No, I really only have one objection and I think that's just another version of 
it. It's just one more way to say you're making DQ into something much smaller 
and less important than Pirsig and the other philosophers intend. I mentioned 
Quality as "the source and substance of everything," "the endless landscape," 
and as "the unanalyzed totality of experience" to suggest an infinity where you 
suggest a fragment (yes, even if it is a powerful, molten hot, fragment). 


Matt said:
... the third of the objections, is the hot stove analogy.  At present, 
however, I'm not sure I can't take it into account, only that I haven't yet 
done so though also expressed a dislike for it. ...it isn't clear to me that I 
_cannot_ do this. ...Your objection there seems to have been that I _haven't_ 
accounted of it, rather than that I _can't_.  And, I confess again, I don't 
have that account yet, but it's only a damning objection in the "can't" form.  

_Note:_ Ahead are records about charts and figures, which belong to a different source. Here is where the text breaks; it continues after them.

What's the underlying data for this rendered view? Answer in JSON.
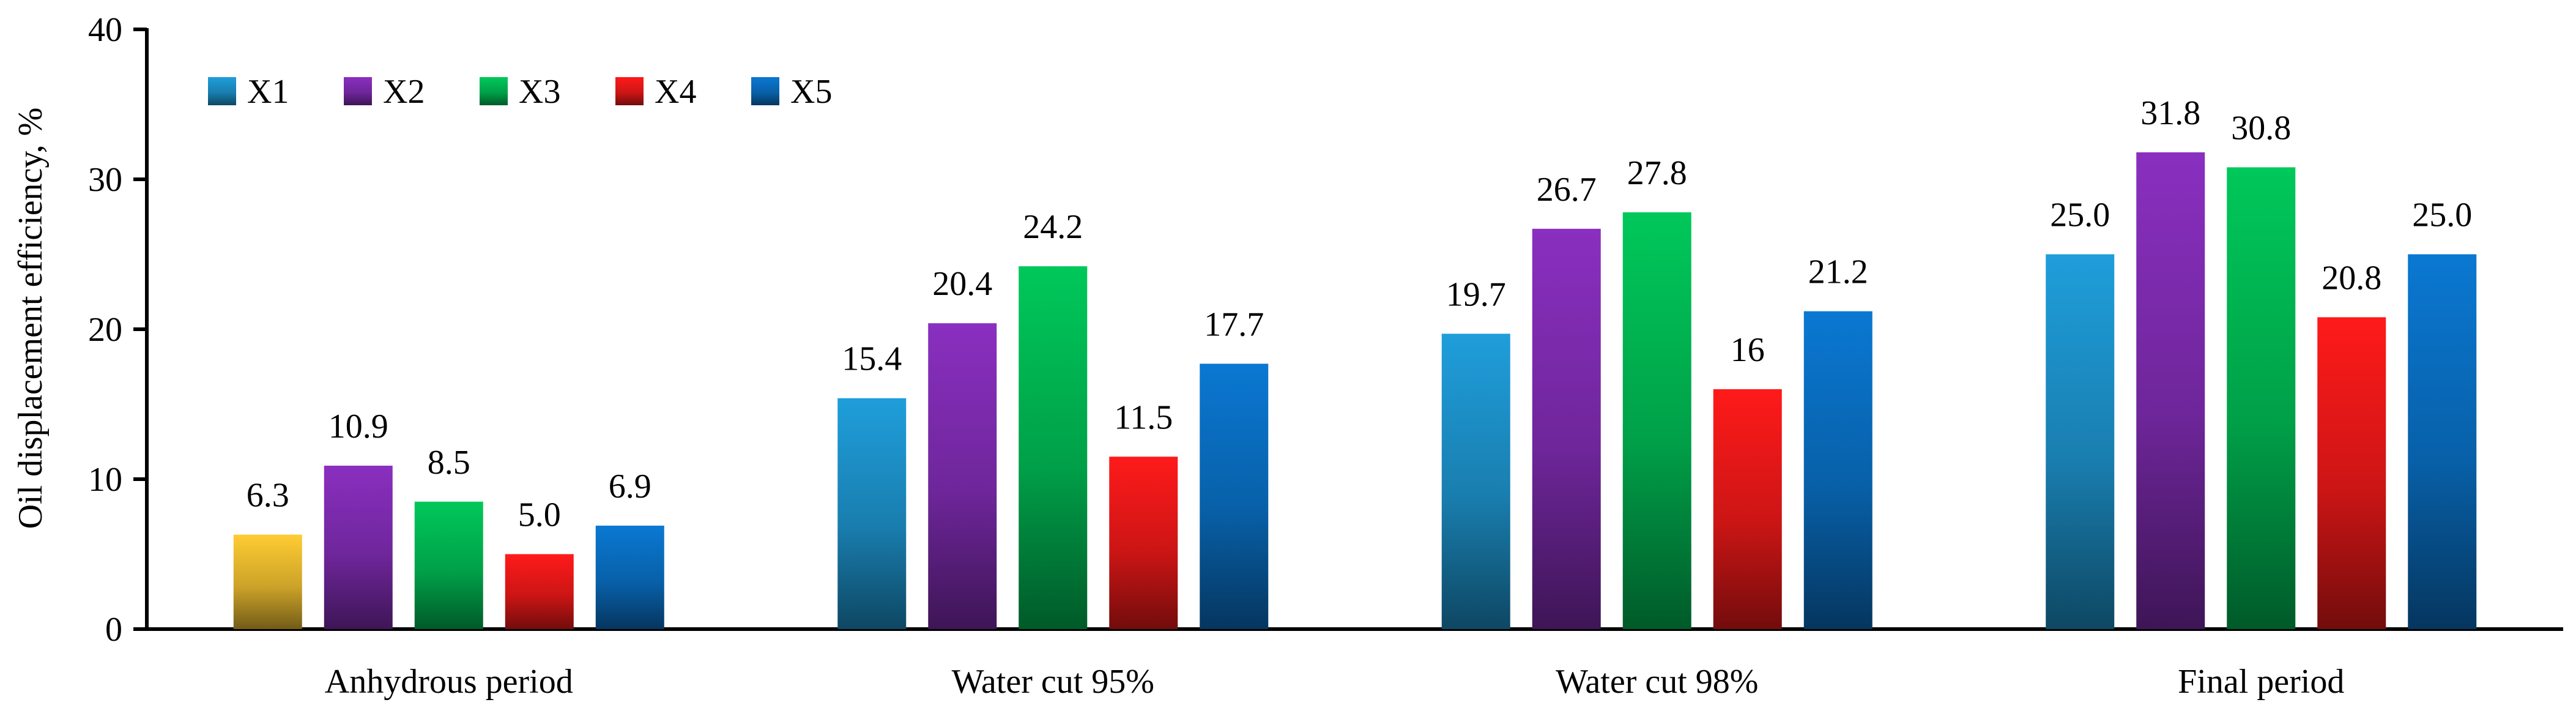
{
  "chart_data": {
    "type": "bar",
    "title": "",
    "xlabel": "",
    "ylabel": "Oil displacement efficiency, %",
    "ylim": [
      0,
      40
    ],
    "yticks": [
      0,
      10,
      20,
      30,
      40
    ],
    "grid": false,
    "legend_position": "top-left",
    "categories": [
      "Anhydrous period",
      "Water cut 95%",
      "Water cut 98%",
      "Final period"
    ],
    "series": [
      {
        "name": "X1",
        "values": [
          6.3,
          15.4,
          19.7,
          25.0
        ],
        "labels": [
          "6.3",
          "15.4",
          "19.7",
          "25.0"
        ],
        "color": "#1f9edb"
      },
      {
        "name": "X2",
        "values": [
          10.9,
          20.4,
          26.7,
          31.8
        ],
        "labels": [
          "10.9",
          "20.4",
          "26.7",
          "31.8"
        ],
        "color": "#8a2fc0"
      },
      {
        "name": "X3",
        "values": [
          8.5,
          24.2,
          27.8,
          30.8
        ],
        "labels": [
          "8.5",
          "24.2",
          "27.8",
          "30.8"
        ],
        "color": "#00c85a"
      },
      {
        "name": "X4",
        "values": [
          5.0,
          11.5,
          16,
          20.8
        ],
        "labels": [
          "5.0",
          "11.5",
          "16",
          "20.8"
        ],
        "color": "#ff1a1a"
      },
      {
        "name": "X5",
        "values": [
          6.9,
          17.7,
          21.2,
          25.0
        ],
        "labels": [
          "6.9",
          "17.7",
          "21.2",
          "25.0"
        ],
        "color": "#0a78d2"
      }
    ],
    "highlight": {
      "series": "X1",
      "category": "Anhydrous period",
      "color": "#ffcc33"
    }
  }
}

(In the "haven't" form it is rather an ongoing suspicion.) 


dmb says:
You ought to take the hot stove analogy into account and you CAN account for it 
but you don't like the example and you have not taken into account so far. The 
result is the same regardless of whether you can't or you won't account for it. 
Either way, you do not have exactly what I accuse you of not having, which is a 
coherent understanding of DQ. This is not a suspicion, Matt. It's a conclusion 
based on the things you say about DQ.